Here are the key points of differentiation:
- Feature Engineering
• Traditional Machine Learning: Relies heavily on manual feature engineering, where domain experts identify and extract relevant features from the data to feed into the algorithm.
• Deep Learning: Learns hierarchical feature representations directly from raw data using deep neural networks. For example, in image recognition, it learns low-level features (edges, textures) in early layers and high-level abstractions (shapes, objects) in deeper layers. - Scalability with Data
• Traditional Machine Learning: Performance often plateaus as data increases. The quality of manually crafted features and simpler models limits scalability.
• Deep Learning: Excels in scenarios with large amounts of labeled data, as it can leverage its depth to improve performance with increased data. - End-to-End Learning
• Traditional Machine Learning: Often requires multiple stages, such as preprocessing, feature extraction, and applying a predictive model.
• Deep Learning: Provides end-to-end learning, where raw inputs are mapped directly to outputs without intermediate manual steps. - Representation of Complex Data
• Traditional Machine Learning: Struggles with unstructured data like images, audio, and text, often requiring domain-specific techniques to process such data.
• Deep Learning: Can model unstructured data effectively due to its ability to learn abstract representations, making it especially powerful in fields like natural language processing, computer vision, and speech recognition. - Architectural Depth
• Traditional Machine Learning: Models (e.g., linear regression, decision trees, support vector machines) generally have a shallower architecture, limiting their ability to capture complex patterns.

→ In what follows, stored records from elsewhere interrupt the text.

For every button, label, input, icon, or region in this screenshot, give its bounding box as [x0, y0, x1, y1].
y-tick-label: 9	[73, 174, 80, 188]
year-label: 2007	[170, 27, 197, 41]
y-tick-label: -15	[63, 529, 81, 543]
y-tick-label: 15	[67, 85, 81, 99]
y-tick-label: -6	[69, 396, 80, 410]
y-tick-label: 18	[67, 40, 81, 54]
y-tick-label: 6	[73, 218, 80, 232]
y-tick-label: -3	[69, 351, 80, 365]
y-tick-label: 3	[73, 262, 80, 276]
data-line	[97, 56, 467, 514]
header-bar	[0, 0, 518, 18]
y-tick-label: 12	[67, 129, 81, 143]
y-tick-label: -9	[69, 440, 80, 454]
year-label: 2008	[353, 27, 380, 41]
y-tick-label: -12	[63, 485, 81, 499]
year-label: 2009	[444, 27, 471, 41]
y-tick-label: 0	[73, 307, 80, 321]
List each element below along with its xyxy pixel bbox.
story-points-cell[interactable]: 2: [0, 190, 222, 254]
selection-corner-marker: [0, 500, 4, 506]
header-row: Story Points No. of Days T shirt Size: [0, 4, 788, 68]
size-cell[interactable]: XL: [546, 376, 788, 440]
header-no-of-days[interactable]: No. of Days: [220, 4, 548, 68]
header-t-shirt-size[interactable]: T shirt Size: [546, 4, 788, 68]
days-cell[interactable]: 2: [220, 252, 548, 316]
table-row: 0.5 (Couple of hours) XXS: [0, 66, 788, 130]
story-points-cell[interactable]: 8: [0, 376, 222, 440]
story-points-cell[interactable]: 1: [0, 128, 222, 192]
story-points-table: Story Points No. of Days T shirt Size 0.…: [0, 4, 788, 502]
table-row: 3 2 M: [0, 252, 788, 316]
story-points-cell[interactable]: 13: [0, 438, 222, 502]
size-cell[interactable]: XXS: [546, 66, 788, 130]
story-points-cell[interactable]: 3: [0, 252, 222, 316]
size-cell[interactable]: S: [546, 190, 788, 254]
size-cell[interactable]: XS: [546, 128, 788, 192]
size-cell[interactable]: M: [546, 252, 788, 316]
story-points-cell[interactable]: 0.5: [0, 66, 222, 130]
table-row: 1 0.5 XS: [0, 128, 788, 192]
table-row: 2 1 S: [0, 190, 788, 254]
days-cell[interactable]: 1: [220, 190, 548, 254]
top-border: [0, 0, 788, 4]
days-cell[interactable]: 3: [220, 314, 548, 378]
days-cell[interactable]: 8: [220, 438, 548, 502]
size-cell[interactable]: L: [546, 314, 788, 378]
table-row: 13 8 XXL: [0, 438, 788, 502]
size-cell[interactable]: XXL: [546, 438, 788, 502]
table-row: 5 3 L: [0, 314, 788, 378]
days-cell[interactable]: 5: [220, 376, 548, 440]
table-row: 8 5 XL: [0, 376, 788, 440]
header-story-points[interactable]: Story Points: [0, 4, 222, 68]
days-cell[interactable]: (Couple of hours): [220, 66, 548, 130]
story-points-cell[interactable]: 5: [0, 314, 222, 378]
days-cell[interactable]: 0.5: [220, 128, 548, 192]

• Deep Learning: Utilizes deep neural networks with many layers, enabling it to model highly non-linear and intricate relationships in data. - Generalization Through Pretraining and Transfer Learning
• Deep learning allows for pretrained models that generalize across tasks (e.g., models like GPT or ResNet), a capability not common in traditional machine learning paradigms.
Thus, Deep Learning is not just another paradigm but a significant leap due to its ability to automatically learn hierarchical, data-driven representations, scale with data, and excel in domains requiring complex pattern recognition.